Signs and symptoms of measles typically include:
·        Fever
·        Dry cough
·        Runny nose
·        Sore throat
·        Inflamed eyes (conjunctivitis)
·        Tiny white spots with bluish-white centers on a red background found inside the mouth on the inner lining of the cheek — also called Koplik's spots
·        A skin rash made up of large, flat blotches that often flow into one another and are painful.

The infection occurs in sequential stages over a period of two to three weeks.        

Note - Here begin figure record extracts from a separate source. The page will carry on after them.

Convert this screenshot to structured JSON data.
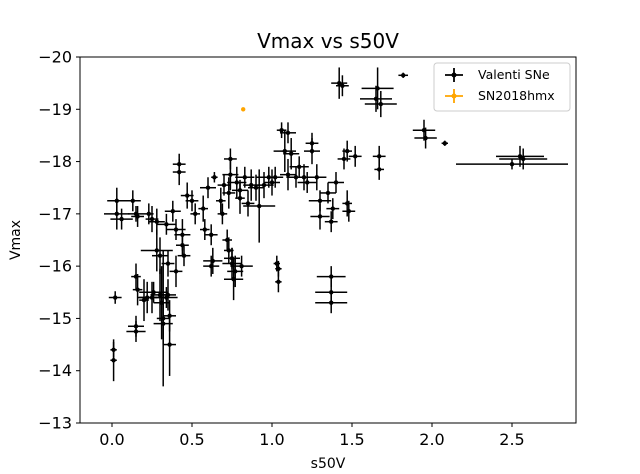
{
  "chart_data": {
    "type": "scatter",
    "title": "Vmax vs s50V",
    "xlabel": "s50V",
    "ylabel": "Vmax",
    "xlim": [
      -0.2,
      2.9
    ],
    "ylim": [
      -13,
      -20
    ],
    "y_inverted": true,
    "x_ticks": [
      "0.0",
      "0.5",
      "1.0",
      "1.5",
      "2.0",
      "2.5"
    ],
    "y_ticks": [
      "−20",
      "−19",
      "−18",
      "−17",
      "−16",
      "−15",
      "−14",
      "−13"
    ],
    "grid": false,
    "legend_position": "top-right",
    "series": [
      {
        "name": "Valenti SNe",
        "color": "#000000",
        "marker": "circle-with-errorbars",
        "points": [
          [
            0.02,
            -15.4,
            0.04,
            0.12
          ],
          [
            0.01,
            -14.4,
            0.02,
            0.15
          ],
          [
            0.01,
            -14.2,
            0.02,
            0.4
          ],
          [
            0.03,
            -17.25,
            0.06,
            0.25
          ],
          [
            0.03,
            -17.0,
            0.08,
            0.3
          ],
          [
            0.06,
            -16.9,
            0.07,
            0.2
          ],
          [
            0.13,
            -17.25,
            0.05,
            0.2
          ],
          [
            0.15,
            -17.0,
            0.05,
            0.15
          ],
          [
            0.16,
            -16.95,
            0.04,
            0.2
          ],
          [
            0.15,
            -15.8,
            0.03,
            0.25
          ],
          [
            0.16,
            -15.55,
            0.03,
            0.3
          ],
          [
            0.15,
            -14.85,
            0.05,
            0.2
          ],
          [
            0.15,
            -14.75,
            0.06,
            0.2
          ],
          [
            0.2,
            -15.35,
            0.03,
            0.4
          ],
          [
            0.22,
            -15.4,
            0.06,
            0.3
          ],
          [
            0.23,
            -17.0,
            0.03,
            0.2
          ],
          [
            0.25,
            -16.9,
            0.04,
            0.25
          ],
          [
            0.25,
            -15.4,
            0.08,
            0.3
          ],
          [
            0.26,
            -15.5,
            0.09,
            0.2
          ],
          [
            0.28,
            -16.85,
            0.05,
            0.25
          ],
          [
            0.28,
            -16.3,
            0.1,
            0.4
          ],
          [
            0.3,
            -16.2,
            0.05,
            0.35
          ],
          [
            0.3,
            -15.45,
            0.06,
            0.5
          ],
          [
            0.31,
            -15.3,
            0.05,
            0.7
          ],
          [
            0.32,
            -15.0,
            0.04,
            1.3
          ],
          [
            0.32,
            -14.9,
            0.06,
            0.4
          ],
          [
            0.34,
            -16.8,
            0.06,
            0.2
          ],
          [
            0.34,
            -15.4,
            0.07,
            0.2
          ],
          [
            0.35,
            -16.05,
            0.04,
            0.25
          ],
          [
            0.35,
            -15.45,
            0.05,
            0.3
          ],
          [
            0.36,
            -15.05,
            0.04,
            0.3
          ],
          [
            0.36,
            -14.5,
            0.04,
            0.6
          ],
          [
            0.38,
            -17.05,
            0.05,
            0.2
          ],
          [
            0.4,
            -16.7,
            0.06,
            0.2
          ],
          [
            0.4,
            -15.9,
            0.04,
            0.3
          ],
          [
            0.42,
            -17.95,
            0.04,
            0.2
          ],
          [
            0.42,
            -17.8,
            0.04,
            0.25
          ],
          [
            0.44,
            -16.6,
            0.05,
            0.3
          ],
          [
            0.44,
            -16.4,
            0.04,
            0.2
          ],
          [
            0.45,
            -16.2,
            0.04,
            0.2
          ],
          [
            0.47,
            -17.35,
            0.04,
            0.25
          ],
          [
            0.5,
            -17.25,
            0.04,
            0.2
          ],
          [
            0.52,
            -17.0,
            0.03,
            0.2
          ],
          [
            0.57,
            -17.1,
            0.03,
            0.25
          ],
          [
            0.58,
            -16.7,
            0.03,
            0.2
          ],
          [
            0.6,
            -17.5,
            0.05,
            0.2
          ],
          [
            0.62,
            -16.6,
            0.04,
            0.2
          ],
          [
            0.62,
            -16.0,
            0.05,
            0.2
          ],
          [
            0.63,
            -16.1,
            0.06,
            0.25
          ],
          [
            0.64,
            -17.7,
            0.02,
            0.1
          ],
          [
            0.68,
            -17.25,
            0.03,
            0.25
          ],
          [
            0.69,
            -17.0,
            0.03,
            0.2
          ],
          [
            0.7,
            -17.55,
            0.04,
            0.2
          ],
          [
            0.72,
            -16.5,
            0.03,
            0.2
          ],
          [
            0.73,
            -17.4,
            0.04,
            0.3
          ],
          [
            0.73,
            -16.3,
            0.03,
            0.25
          ],
          [
            0.74,
            -18.05,
            0.04,
            0.2
          ],
          [
            0.74,
            -17.75,
            0.05,
            0.3
          ],
          [
            0.75,
            -16.15,
            0.05,
            0.2
          ],
          [
            0.75,
            -16.05,
            0.06,
            0.3
          ],
          [
            0.76,
            -15.75,
            0.06,
            0.4
          ],
          [
            0.77,
            -15.9,
            0.05,
            0.3
          ],
          [
            0.78,
            -17.6,
            0.06,
            0.3
          ],
          [
            0.8,
            -17.45,
            0.05,
            0.2
          ],
          [
            0.8,
            -17.3,
            0.03,
            0.3
          ],
          [
            0.81,
            -16.0,
            0.07,
            0.2
          ],
          [
            0.83,
            -17.7,
            0.06,
            0.2
          ],
          [
            0.85,
            -17.2,
            0.04,
            0.25
          ],
          [
            0.87,
            -17.55,
            0.05,
            0.3
          ],
          [
            0.9,
            -17.5,
            0.05,
            0.25
          ],
          [
            0.92,
            -17.15,
            0.1,
            0.7
          ],
          [
            0.95,
            -17.55,
            0.06,
            0.25
          ],
          [
            0.98,
            -17.7,
            0.08,
            0.2
          ],
          [
            1.0,
            -17.6,
            0.05,
            0.25
          ],
          [
            1.02,
            -17.7,
            0.05,
            0.2
          ],
          [
            1.03,
            -16.05,
            0.02,
            0.15
          ],
          [
            1.04,
            -15.95,
            0.02,
            0.15
          ],
          [
            1.04,
            -15.7,
            0.02,
            0.2
          ],
          [
            1.06,
            -18.6,
            0.03,
            0.15
          ],
          [
            1.08,
            -18.2,
            0.07,
            0.4
          ],
          [
            1.1,
            -18.55,
            0.05,
            0.2
          ],
          [
            1.1,
            -17.75,
            0.05,
            0.3
          ],
          [
            1.12,
            -18.15,
            0.05,
            0.3
          ],
          [
            1.15,
            -17.7,
            0.06,
            0.2
          ],
          [
            1.17,
            -17.9,
            0.06,
            0.2
          ],
          [
            1.2,
            -17.7,
            0.08,
            0.25
          ],
          [
            1.22,
            -17.6,
            0.06,
            0.2
          ],
          [
            1.25,
            -18.35,
            0.04,
            0.2
          ],
          [
            1.25,
            -18.2,
            0.05,
            0.25
          ],
          [
            1.28,
            -17.7,
            0.06,
            0.25
          ],
          [
            1.3,
            -17.25,
            0.07,
            0.2
          ],
          [
            1.3,
            -16.95,
            0.06,
            0.25
          ],
          [
            1.35,
            -17.4,
            0.05,
            0.2
          ],
          [
            1.37,
            -16.85,
            0.04,
            0.2
          ],
          [
            1.38,
            -17.1,
            0.04,
            0.2
          ],
          [
            1.4,
            -17.6,
            0.05,
            0.2
          ],
          [
            1.37,
            -15.8,
            0.09,
            0.2
          ],
          [
            1.37,
            -15.5,
            0.1,
            0.25
          ],
          [
            1.37,
            -15.3,
            0.1,
            0.2
          ],
          [
            1.42,
            -19.5,
            0.05,
            0.3
          ],
          [
            1.44,
            -19.45,
            0.04,
            0.2
          ],
          [
            1.45,
            -18.05,
            0.04,
            0.2
          ],
          [
            1.47,
            -18.2,
            0.03,
            0.2
          ],
          [
            1.47,
            -17.2,
            0.03,
            0.25
          ],
          [
            1.48,
            -17.05,
            0.04,
            0.2
          ],
          [
            1.52,
            -18.1,
            0.04,
            0.2
          ],
          [
            1.66,
            -19.4,
            0.1,
            0.4
          ],
          [
            1.65,
            -19.2,
            0.1,
            0.25
          ],
          [
            1.68,
            -19.1,
            0.1,
            0.25
          ],
          [
            1.67,
            -18.1,
            0.04,
            0.2
          ],
          [
            1.67,
            -17.85,
            0.03,
            0.2
          ],
          [
            1.82,
            -19.65,
            0.03,
            0.05
          ],
          [
            1.95,
            -18.6,
            0.07,
            0.2
          ],
          [
            1.96,
            -18.45,
            0.07,
            0.2
          ],
          [
            2.08,
            -18.35,
            0.02,
            0.05
          ],
          [
            2.55,
            -18.1,
            0.15,
            0.2
          ],
          [
            2.57,
            -18.05,
            0.15,
            0.2
          ],
          [
            2.5,
            -17.95,
            0.35,
            0.1
          ]
        ]
      },
      {
        "name": "SN2018hmx",
        "color": "#ffa500",
        "marker": "circle-with-errorbars",
        "points": [
          [
            0.82,
            -19.0,
            0.0,
            0.0
          ]
        ]
      }
    ]
  }
}
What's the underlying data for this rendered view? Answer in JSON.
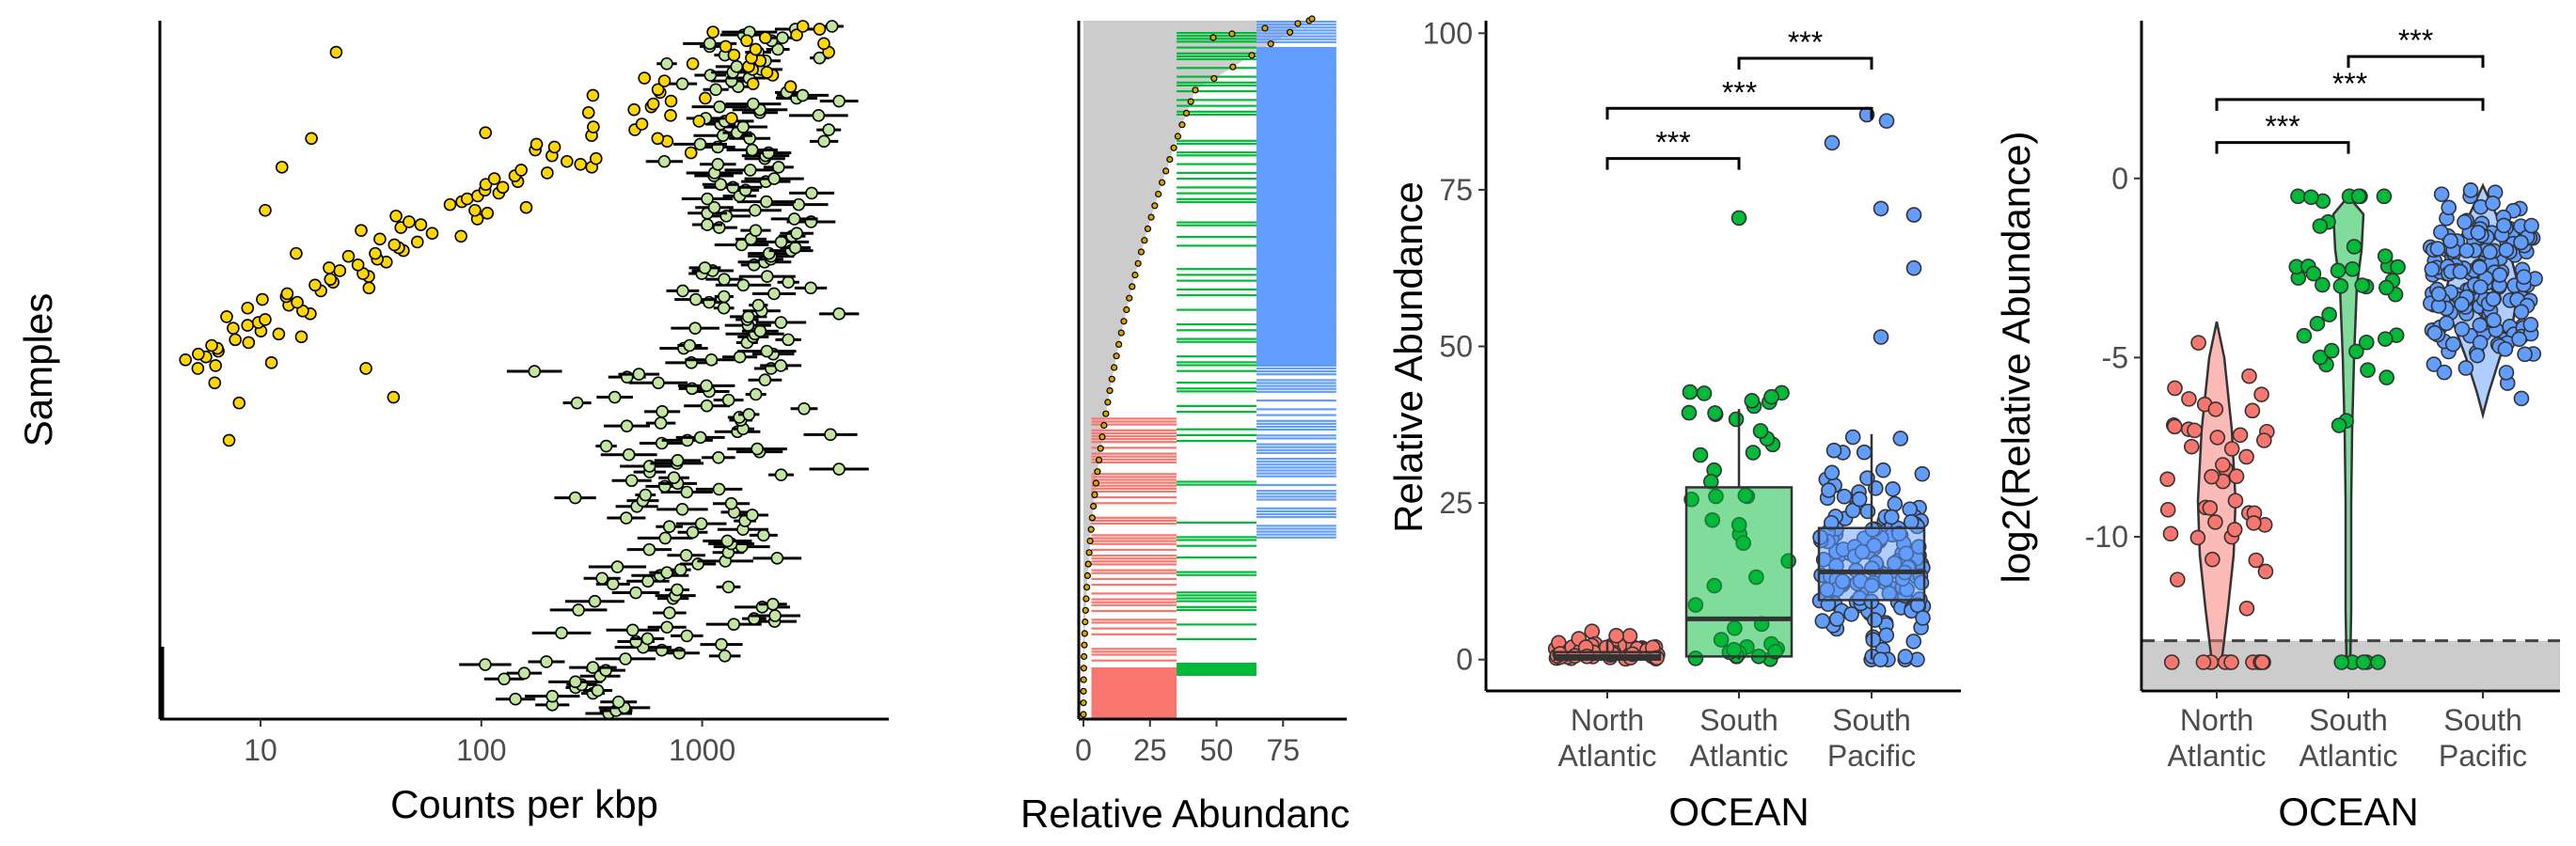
{
  "colors": {
    "north_atlantic": "#f8766d",
    "south_atlantic": "#00ba38",
    "south_pacific": "#619cff",
    "gold": "#ffd700",
    "light_green": "#c2e5a0",
    "grey_band": "#cccccc"
  },
  "chart_data": [
    {
      "type": "scatter",
      "xlabel": "Counts per kbp",
      "ylabel": "Samples",
      "x_scale": "log10",
      "xlim": [
        3.5,
        7000
      ],
      "x_ticks": [
        {
          "value": 10,
          "label": "10"
        },
        {
          "value": 100,
          "label": "100"
        },
        {
          "value": 1000,
          "label": "1000"
        }
      ],
      "grid": false,
      "legend": "none",
      "series": [
        {
          "marker": "gold-circle",
          "description_values": "gold points per sample (sample index, counts per kbp)"
        },
        {
          "marker": "light-green-circle-with-error-bar"
        }
      ],
      "n_samples": 240
    },
    {
      "type": "bar",
      "xlabel": "Relative Abundanc",
      "ylabel": "",
      "xlim": [
        0,
        100
      ],
      "x_ticks": [
        {
          "value": 0,
          "label": "0"
        },
        {
          "value": 25,
          "label": "25"
        },
        {
          "value": 50,
          "label": "50"
        },
        {
          "value": 75,
          "label": "75"
        }
      ],
      "grid": false,
      "legend": "none",
      "groups": [
        {
          "ocean": "North Atlantic",
          "color": "#f8766d",
          "band": [
            3,
            35
          ]
        },
        {
          "ocean": "South Atlantic",
          "color": "#00ba38",
          "band": [
            35,
            65
          ]
        },
        {
          "ocean": "South Pacific",
          "color": "#619cff",
          "band": [
            65,
            95
          ]
        }
      ]
    },
    {
      "type": "scatter",
      "subtype": "box-plot",
      "xlabel": "OCEAN",
      "ylabel": "Relative Abundance",
      "ylim": [
        -5,
        102
      ],
      "y_ticks": [
        0,
        25,
        50,
        75,
        100
      ],
      "categories": [
        [
          "North",
          "Atlantic"
        ],
        [
          "South",
          "Atlantic"
        ],
        [
          "South",
          "Pacific"
        ]
      ],
      "grid": false,
      "legend": "none",
      "boxes": [
        {
          "q1": 0,
          "median": 0.5,
          "q3": 1.2,
          "whisker_low": 0,
          "whisker_high": 3
        },
        {
          "q1": 0.5,
          "median": 6.5,
          "q3": 27.5,
          "whisker_low": 0,
          "whisker_high": 40
        },
        {
          "q1": 9.5,
          "median": 14,
          "q3": 21,
          "whisker_low": 0,
          "whisker_high": 36
        }
      ],
      "significance": [
        {
          "from": 0,
          "to": 1,
          "y": 80,
          "label": "***"
        },
        {
          "from": 0,
          "to": 2,
          "y": 88,
          "label": "***"
        },
        {
          "from": 1,
          "to": 2,
          "y": 96,
          "label": "***"
        }
      ]
    },
    {
      "type": "scatter",
      "subtype": "violin",
      "xlabel": "OCEAN",
      "ylabel": "log2(Relative Abundance)",
      "ylim": [
        -14.3,
        4.4
      ],
      "y_ticks": [
        {
          "value": 0,
          "label": "0"
        },
        {
          "value": -5,
          "label": "-5"
        },
        {
          "value": -10,
          "label": "-10"
        }
      ],
      "categories": [
        [
          "North",
          "Atlantic"
        ],
        [
          "South",
          "Atlantic"
        ],
        [
          "South",
          "Pacific"
        ]
      ],
      "grid": false,
      "legend": "none",
      "detection_limit": -12.9,
      "significance": [
        {
          "from": 0,
          "to": 1,
          "y": 1.0,
          "label": "***"
        },
        {
          "from": 0,
          "to": 2,
          "y": 2.2,
          "label": "***"
        },
        {
          "from": 1,
          "to": 2,
          "y": 3.4,
          "label": "***"
        }
      ]
    }
  ]
}
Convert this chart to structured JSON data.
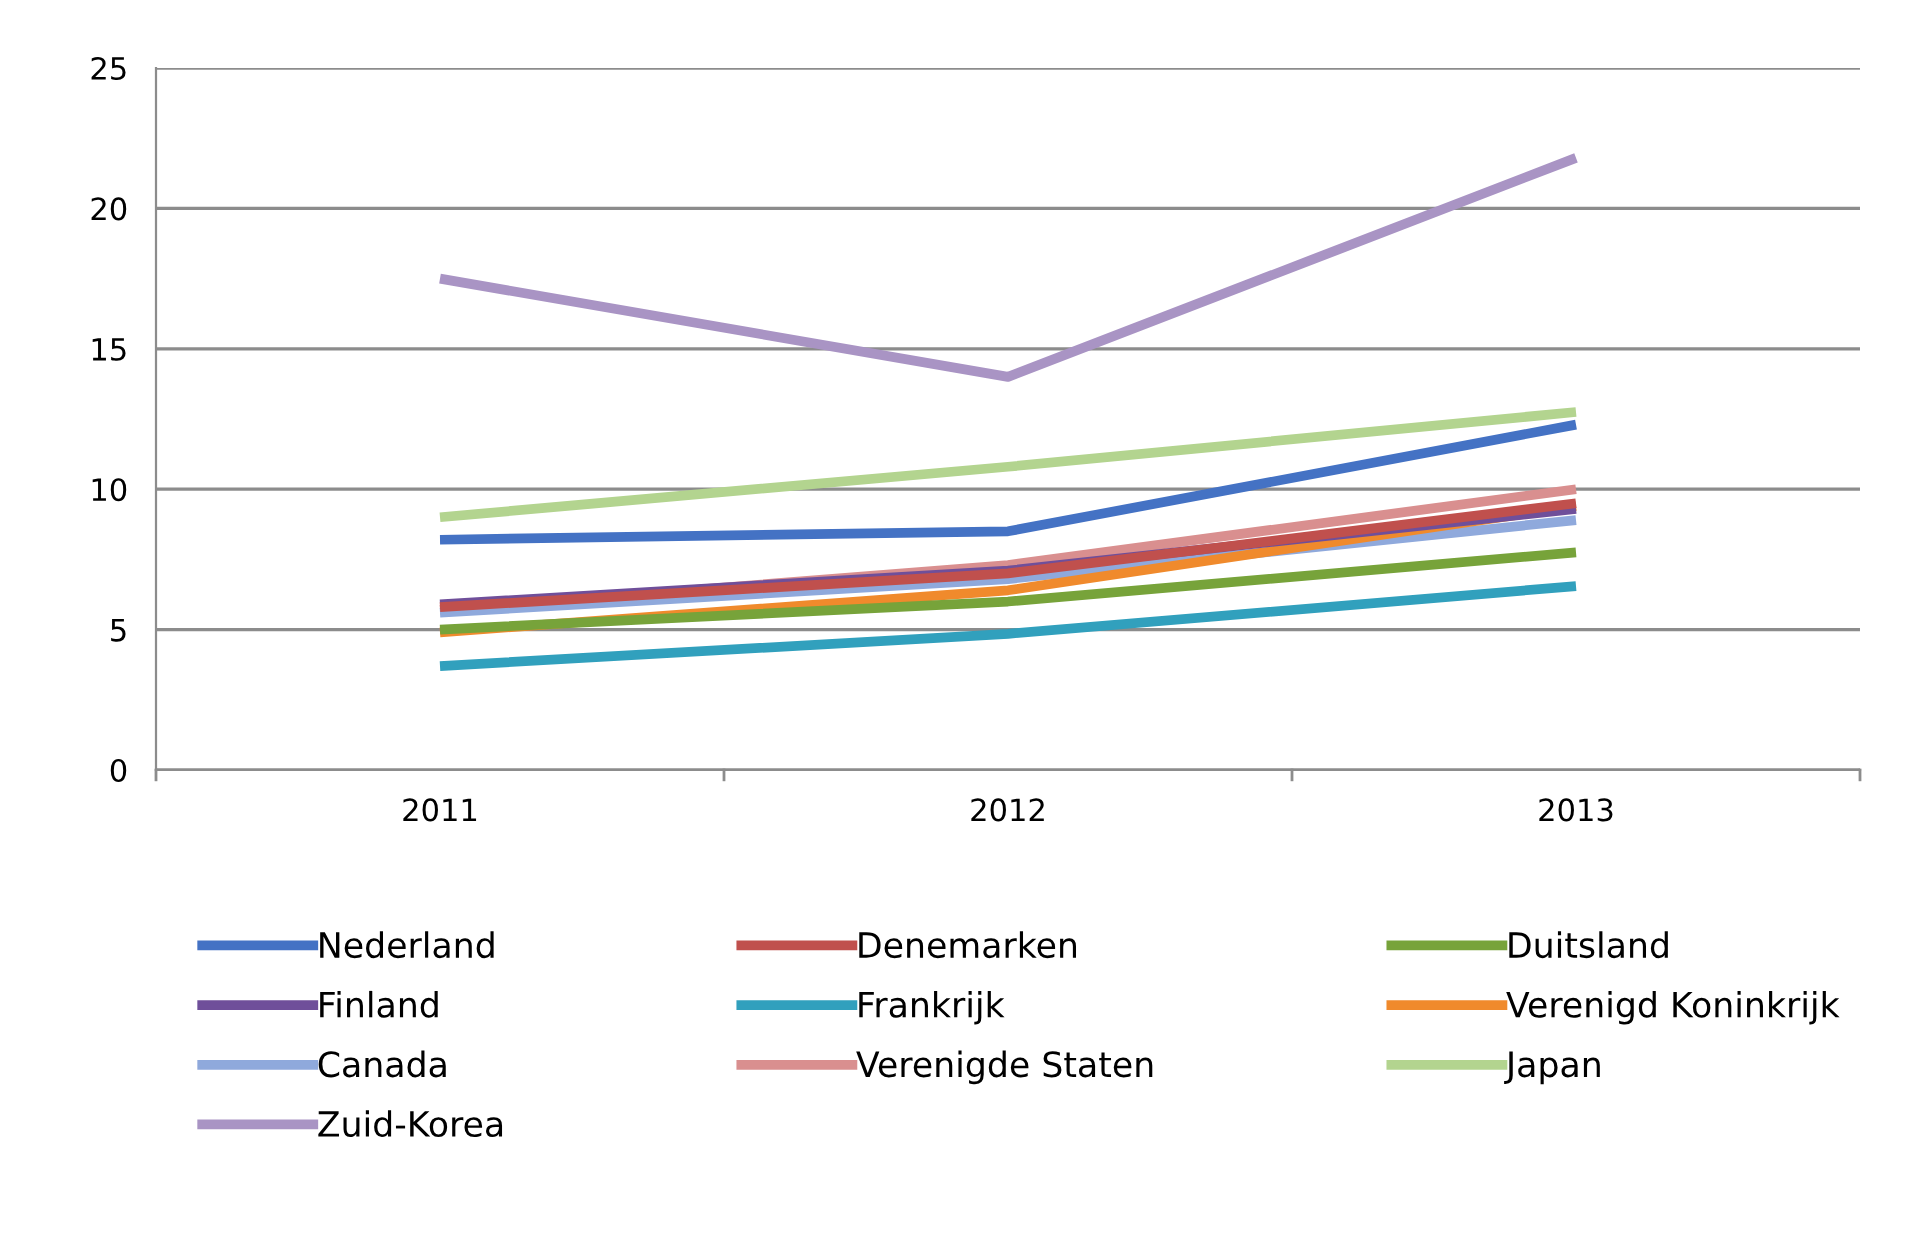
{
  "chart_data": {
    "type": "line",
    "categories": [
      "2011",
      "2012",
      "2013"
    ],
    "series": [
      {
        "name": "Nederland",
        "color": "#4472c4",
        "values": [
          8.2,
          8.5,
          12.3
        ]
      },
      {
        "name": "Denemarken",
        "color": "#c0504d",
        "values": [
          5.8,
          7.0,
          9.5
        ]
      },
      {
        "name": "Duitsland",
        "color": "#77a33a",
        "values": [
          5.0,
          6.0,
          7.75
        ]
      },
      {
        "name": "Finland",
        "color": "#6f4f9a",
        "values": [
          5.9,
          7.1,
          9.3
        ]
      },
      {
        "name": "Frankrijk",
        "color": "#31a0bd",
        "values": [
          3.7,
          4.85,
          6.55
        ]
      },
      {
        "name": "Verenigd Koninkrijk",
        "color": "#f08a2c",
        "values": [
          4.9,
          6.4,
          9.4
        ]
      },
      {
        "name": "Canada",
        "color": "#8fa9dc",
        "values": [
          5.6,
          6.8,
          8.9
        ]
      },
      {
        "name": "Verenigde Staten",
        "color": "#d98f8f",
        "values": [
          5.7,
          7.3,
          10.0
        ]
      },
      {
        "name": "Japan",
        "color": "#b3d48f",
        "values": [
          9.0,
          10.8,
          12.75
        ]
      },
      {
        "name": "Zuid-Korea",
        "color": "#a994c4",
        "values": [
          17.5,
          14.0,
          21.8
        ]
      }
    ],
    "ylim": [
      0,
      25
    ],
    "yticks": [
      0,
      5,
      10,
      15,
      20,
      25
    ],
    "grid": "y",
    "legend": "bottom",
    "marker": "none",
    "line_style": "solid"
  }
}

·        Infection and incubation. For the first 10 to 14 days after you're infected, the measles virus incubates. You have no signs or symptoms of measles during this time.
·        Nonspecific signs and symptoms. Measles typically begins with a mild to moderate fever, often accompanied by a persistent cough, runny nose, inflamed eyes (conjunctivitis) and sore throat. This relatively mild illness may last two or three days.
·        Acute illness and rash. The rash consists of small red spots, some of which are slightly raised. Spots and bumps in tight clusters give the skin a splotchy red appearance. The face breaks out first.
Over the next few days, the rash spreads down the arms and trunk, then over the thighs, lower legs and feet. At the same time, the fever rises sharply, often as high as 104 to 105.8 F (40 to 41 C). The measles rash gradually recedes, fading first from the face and last from the thighs and feet.
·        Communicable period. A person with measles can spread the virus to others for about eight days, starting four days before the rash appears and ending when the rash has been present for four days.
        
Any parent that refuses to have his or her child vaccinated to protect that child from an attack of the Measles virus, should have that child removed from the custody of the parents.

That may seem mean but is it meaner that permitting their child to suffer from measles and even die from that disease? I think not.